Although a simple concept, 6SL has potential to fundamentally re-engineer how humans think about logic in general with a resulting broad impact on diverse topics like application programming for language, IoT, Super Intelligences, teamwork and politics.
For language, 6SL provides a common syntax for basic communications across natural language and machine to human language barriers. The following example assumes availability of simple lookup table for phrase matching to support 6SL language applications. Phrase matching is sufficient because 6SL simplifies communication syntax to a positive or negative question and 6SL answer with reason why format.
Question simplification removes difficult-to-translate natural language nuances in questions while 6SL answer provides sufficient information for communication to be actionable. Actions can be conclusive in a single step, like a vending machine giving a prospective customer a Known Negative response to the question “Do you have Diet Coke?”, or actions can confirm the need for one or more additional cycles of questions and answers.
Consider the example of a human answering “Seems Positive” to a machine sales agent asking if they want to take a test ride in a new self-driving car. In this example, the combination of positive and uncertain elements in the Seems Positive answer would stimulate the agent to clarify the reasons behind the human’s answer. Reasons could be “Positive: Looks Interesting” and “Uncertain: Concerned about safety.”
If we assume the agent’s mission is to offer free sample rides to humans, then the agent would want to support the positive element of the human’s answer and provide information, like data showing self-driving cars are safer than human driven cars and a copy of the generous insurance policy, to help the human overcome their uncertainty. After showing the targeted information, the machine sales agent asks the human again if they want to take a test ride to see if the information had the desired impact of moving the human from a Seems Positive 6SL state to an immediately actionable Known Positive 6SL state.
Codifying questions and actions associated with 6SL responses from the other party represents a type of simple application programming language humans use to program any machine agent to interact with other machine agents or humans for any 6SL application. In the case of a Super Intelligence, the type of programming is exactly the same as for a simple, single function IoT component like a vending machine.

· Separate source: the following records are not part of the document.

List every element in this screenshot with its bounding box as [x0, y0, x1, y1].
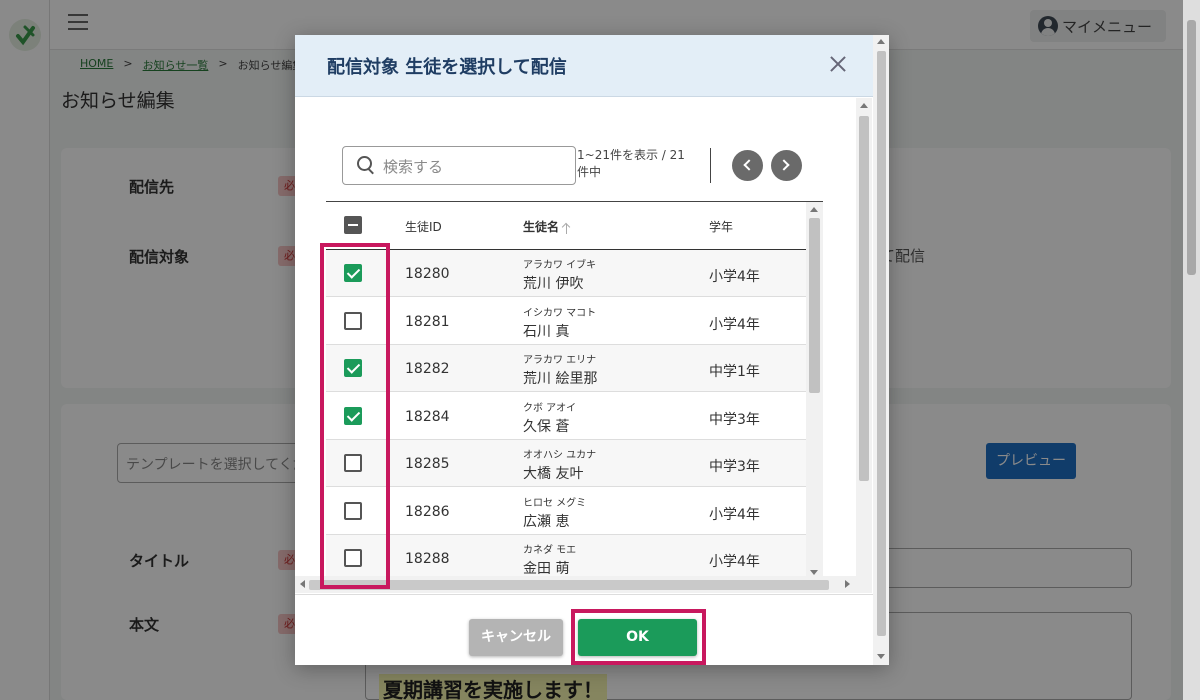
scroll-down-arrow-icon[interactable] — [810, 570, 818, 575]
students-table: 生徒ID 生徒名 学年 18280 アラカワ イブキ 荒川 伊吹 小学4年 18281 イ… — [326, 201, 823, 578]
student-search-input[interactable]: 検索する — [342, 146, 576, 185]
table-scrollbar[interactable] — [806, 202, 823, 578]
table-row[interactable]: 18284 クボ アオイ久保 蒼 中学3年 — [326, 393, 806, 440]
student-id-cell: 18285 — [405, 456, 450, 472]
table-header: 生徒ID 生徒名 学年 — [326, 202, 806, 250]
scroll-left-arrow-icon[interactable] — [300, 580, 305, 588]
student-kana-cell: オオハシ ユカナ — [523, 450, 597, 461]
close-icon[interactable] — [827, 53, 849, 75]
student-name-cell: 金田 萌 — [523, 561, 570, 577]
table-row[interactable]: 18282 アラカワ エリナ荒川 絵里那 中学1年 — [326, 345, 806, 392]
student-name-cell: 石川 真 — [523, 323, 570, 340]
search-icon — [357, 156, 377, 176]
student-name-cell: 広瀬 恵 — [523, 513, 570, 530]
dialog-scrollbar[interactable] — [873, 35, 889, 665]
table-row[interactable]: 18286 ヒロセ メグミ広瀬 恵 小学4年 — [326, 488, 806, 535]
sort-arrow-icon — [562, 222, 572, 234]
student-name-cell: 久保 蒼 — [523, 418, 570, 435]
checkbox-column-highlight — [320, 243, 390, 589]
prev-page-button[interactable] — [732, 150, 763, 181]
next-page-button[interactable] — [771, 150, 802, 181]
student-id-cell: 18286 — [405, 503, 450, 520]
student-kana-cell: クボ アオイ — [523, 402, 577, 414]
grade-cell: 中学3年 — [709, 459, 760, 475]
student-id-cell: 18284 — [405, 408, 450, 425]
pager-divider — [710, 148, 711, 183]
column-student-name[interactable]: 生徒名 — [523, 218, 572, 235]
student-kana-cell: イシカワ マコト — [523, 307, 597, 319]
chevron-right-icon — [778, 159, 790, 171]
dialog-title: 配信対象 生徒を選択して配信 — [327, 57, 567, 78]
student-name-cell: 荒川 伊吹 — [523, 276, 584, 292]
student-kana-cell: ヒロセ メグミ — [523, 497, 587, 509]
chevron-left-icon — [743, 159, 755, 171]
column-student-id[interactable]: 生徒ID — [405, 218, 442, 235]
grade-cell: 小学4年 — [709, 316, 760, 333]
scroll-up-arrow-icon[interactable] — [860, 103, 868, 108]
student-id-cell: 18282 — [405, 361, 450, 377]
student-kana-cell: カネダ モエ — [523, 545, 577, 556]
grade-cell: 中学3年 — [709, 411, 760, 428]
student-kana-cell: アラカワ イブキ — [523, 260, 597, 271]
grade-cell: 小学4年 — [709, 269, 760, 285]
table-row[interactable]: 18288 カネダ モエ金田 萌 小学4年 — [326, 535, 806, 578]
result-range-text: 1~21件を表示 / 21件中 — [577, 148, 685, 179]
ok-button-highlight — [571, 609, 706, 665]
dialog-body-scroll-thumb[interactable] — [859, 116, 869, 481]
grade-cell: 小学4年 — [709, 506, 760, 523]
table-row[interactable]: 18281 イシカワ マコト石川 真 小学4年 — [326, 298, 806, 345]
scroll-right-arrow-icon[interactable] — [845, 580, 850, 588]
scroll-down-arrow-icon[interactable] — [877, 654, 885, 659]
student-kana-cell: アラカワ エリナ — [523, 355, 597, 366]
dialog-header: 配信対象 生徒を選択して配信 — [295, 35, 873, 97]
table-scroll-thumb[interactable] — [809, 218, 820, 393]
student-name-cell: 大橋 友叶 — [523, 466, 584, 482]
dialog-body-scrollbar[interactable] — [856, 98, 872, 593]
student-id-cell: 18280 — [405, 266, 450, 282]
table-row[interactable]: 18280 アラカワ イブキ荒川 伊吹 小学4年 — [326, 250, 806, 297]
column-grade[interactable]: 学年 — [709, 218, 733, 235]
search-placeholder: 検索する — [383, 158, 444, 176]
dialog-scroll-thumb[interactable] — [877, 51, 886, 636]
table-row[interactable]: 18285 オオハシ ユカナ大橋 友叶 中学3年 — [326, 440, 806, 487]
student-name-cell: 荒川 絵里那 — [523, 371, 598, 387]
page-scroll-thumb[interactable] — [1187, 20, 1196, 275]
scroll-up-arrow-icon[interactable] — [877, 39, 885, 44]
select-all-checkbox[interactable] — [344, 216, 362, 234]
grade-cell: 小学4年 — [709, 554, 760, 570]
grade-cell: 中学1年 — [709, 364, 760, 380]
column-student-name-label: 生徒名 — [523, 220, 560, 234]
student-id-cell: 18281 — [405, 313, 450, 330]
scroll-up-arrow-icon[interactable] — [810, 207, 818, 212]
cancel-button[interactable]: キャンセル — [469, 619, 563, 656]
page-scrollbar[interactable] — [1183, 0, 1200, 700]
student-id-cell: 18288 — [405, 551, 450, 567]
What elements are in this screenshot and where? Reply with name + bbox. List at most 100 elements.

The difference between an IoT component and a Super Intelligence is the scope of programming topics. Super Intelligences are programmed, updated, and supported by teams of people to address a wide range of complex applications like the onboarding of professional clients for doctors or lawyers while the programming of many IoT components will be comparatively limited in scope such as a vending machine.

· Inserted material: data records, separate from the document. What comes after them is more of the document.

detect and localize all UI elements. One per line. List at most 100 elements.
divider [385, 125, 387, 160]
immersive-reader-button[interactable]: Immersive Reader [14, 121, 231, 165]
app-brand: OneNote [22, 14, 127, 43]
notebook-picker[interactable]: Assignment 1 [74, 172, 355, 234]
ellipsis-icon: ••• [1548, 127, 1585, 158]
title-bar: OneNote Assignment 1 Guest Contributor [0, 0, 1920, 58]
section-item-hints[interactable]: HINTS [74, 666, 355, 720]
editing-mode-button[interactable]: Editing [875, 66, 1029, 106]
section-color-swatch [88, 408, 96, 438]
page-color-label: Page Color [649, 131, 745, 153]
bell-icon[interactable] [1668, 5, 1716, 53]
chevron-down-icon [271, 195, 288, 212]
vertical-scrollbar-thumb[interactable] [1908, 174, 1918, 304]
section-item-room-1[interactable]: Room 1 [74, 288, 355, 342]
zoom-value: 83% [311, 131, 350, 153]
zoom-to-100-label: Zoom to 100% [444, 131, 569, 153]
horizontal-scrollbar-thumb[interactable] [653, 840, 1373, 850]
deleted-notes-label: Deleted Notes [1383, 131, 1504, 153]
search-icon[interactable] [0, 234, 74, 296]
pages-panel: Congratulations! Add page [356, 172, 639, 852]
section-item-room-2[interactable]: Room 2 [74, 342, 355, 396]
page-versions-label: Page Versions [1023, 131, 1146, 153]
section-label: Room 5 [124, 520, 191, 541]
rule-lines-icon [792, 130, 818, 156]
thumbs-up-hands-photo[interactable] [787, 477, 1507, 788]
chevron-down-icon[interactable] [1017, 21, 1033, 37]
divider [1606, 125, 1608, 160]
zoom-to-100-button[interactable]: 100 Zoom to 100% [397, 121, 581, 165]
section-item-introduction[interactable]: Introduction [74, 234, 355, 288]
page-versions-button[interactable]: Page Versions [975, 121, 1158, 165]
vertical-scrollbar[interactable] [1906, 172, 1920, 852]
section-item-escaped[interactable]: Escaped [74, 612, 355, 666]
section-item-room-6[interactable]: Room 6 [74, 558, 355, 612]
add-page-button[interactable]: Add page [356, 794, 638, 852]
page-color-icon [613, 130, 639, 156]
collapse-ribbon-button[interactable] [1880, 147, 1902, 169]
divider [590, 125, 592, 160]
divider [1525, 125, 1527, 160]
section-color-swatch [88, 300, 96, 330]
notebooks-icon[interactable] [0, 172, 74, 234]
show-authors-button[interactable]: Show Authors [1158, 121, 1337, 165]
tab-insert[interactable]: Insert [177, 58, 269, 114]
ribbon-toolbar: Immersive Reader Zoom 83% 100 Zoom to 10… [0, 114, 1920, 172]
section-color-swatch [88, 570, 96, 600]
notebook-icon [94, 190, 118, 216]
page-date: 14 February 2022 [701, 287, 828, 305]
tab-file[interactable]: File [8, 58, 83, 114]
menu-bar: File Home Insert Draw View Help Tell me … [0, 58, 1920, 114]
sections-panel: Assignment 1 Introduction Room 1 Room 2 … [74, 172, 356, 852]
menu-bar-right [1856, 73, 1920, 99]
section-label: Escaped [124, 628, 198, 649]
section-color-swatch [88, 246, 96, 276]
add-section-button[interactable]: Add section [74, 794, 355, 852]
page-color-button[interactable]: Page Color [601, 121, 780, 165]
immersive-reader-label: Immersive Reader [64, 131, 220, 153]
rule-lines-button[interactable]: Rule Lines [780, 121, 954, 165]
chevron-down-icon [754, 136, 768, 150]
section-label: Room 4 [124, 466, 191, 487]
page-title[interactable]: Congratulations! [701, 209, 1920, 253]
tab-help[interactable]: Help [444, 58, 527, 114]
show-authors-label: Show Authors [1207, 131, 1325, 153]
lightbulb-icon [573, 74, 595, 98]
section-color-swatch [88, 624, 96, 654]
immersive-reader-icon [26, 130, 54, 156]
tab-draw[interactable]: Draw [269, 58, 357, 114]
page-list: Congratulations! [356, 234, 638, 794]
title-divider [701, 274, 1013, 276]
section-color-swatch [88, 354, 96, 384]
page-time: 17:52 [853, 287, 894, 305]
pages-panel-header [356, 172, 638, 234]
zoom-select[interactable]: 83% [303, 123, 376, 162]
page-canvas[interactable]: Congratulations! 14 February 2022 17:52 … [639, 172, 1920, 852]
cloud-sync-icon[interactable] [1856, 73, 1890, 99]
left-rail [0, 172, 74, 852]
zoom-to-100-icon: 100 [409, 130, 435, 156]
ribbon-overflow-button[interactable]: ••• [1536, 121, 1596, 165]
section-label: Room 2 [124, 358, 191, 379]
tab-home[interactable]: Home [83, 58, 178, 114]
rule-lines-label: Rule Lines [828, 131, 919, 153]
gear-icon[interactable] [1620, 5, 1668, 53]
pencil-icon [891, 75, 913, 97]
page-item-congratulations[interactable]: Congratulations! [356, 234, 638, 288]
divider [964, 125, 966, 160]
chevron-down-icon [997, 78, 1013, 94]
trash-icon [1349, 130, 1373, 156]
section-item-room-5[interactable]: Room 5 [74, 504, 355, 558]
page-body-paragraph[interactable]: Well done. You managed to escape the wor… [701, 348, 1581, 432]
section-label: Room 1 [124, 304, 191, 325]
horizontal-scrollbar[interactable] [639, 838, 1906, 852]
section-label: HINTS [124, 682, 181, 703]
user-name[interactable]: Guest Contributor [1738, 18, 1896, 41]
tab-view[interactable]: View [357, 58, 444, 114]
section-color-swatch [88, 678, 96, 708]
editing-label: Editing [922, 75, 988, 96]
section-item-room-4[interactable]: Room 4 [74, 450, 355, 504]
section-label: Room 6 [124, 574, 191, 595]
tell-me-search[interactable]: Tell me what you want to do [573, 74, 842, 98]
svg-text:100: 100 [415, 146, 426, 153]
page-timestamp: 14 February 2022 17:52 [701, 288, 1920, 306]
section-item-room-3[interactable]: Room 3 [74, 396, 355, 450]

6SL supported teamwork is an application with far reaching implications because so much of human effort is spent preparing for and attending meetings. First, much of 6SL decision support for meetings is easier to do remotely than in person. This is because meetings involved many distractions like the dynamics of office politics and because meetings must be conducted on a restrictive timetable. One-to-many dissemination of new information and education will continue to be meeting supported activities, but 6SL blends into this traditional meeting environment superior and far less expensive remote idea evaluation and decision validation methodology. 6SL changes how human teamwork is done because the quickest way to a decision will involve participants interacting with their individual screens rather than the informal, hierarchical, or other type of live meeting interactions we are all familiar with.
Many political problems are associated with a lack of any objective perspective of the truth which makes everything except what someone wants to believe false. Also, many problems are associated with people with mixed or uncertain feelings being forced to make all or nothing decisions. 6SL has a role to play in correcting both of these problems. First, 6SL helps collect more accurate descriptions of voter sentiment and uncertainty.
This highlights the absurdity of pushing through policies with minority support while a majority of constituents remain uncertain. 6SL also enables creation of fully transparent policy-specific Super Intelligences that are far more inclusive and resistant to motivated reasoning or outright dismissal than partisan human institutions. Just these two 6SL innovations can transform the political landscape by providing humans with the best possible version of the truth and enfranchising uncertainty as a legitimate and non-partisan state of being.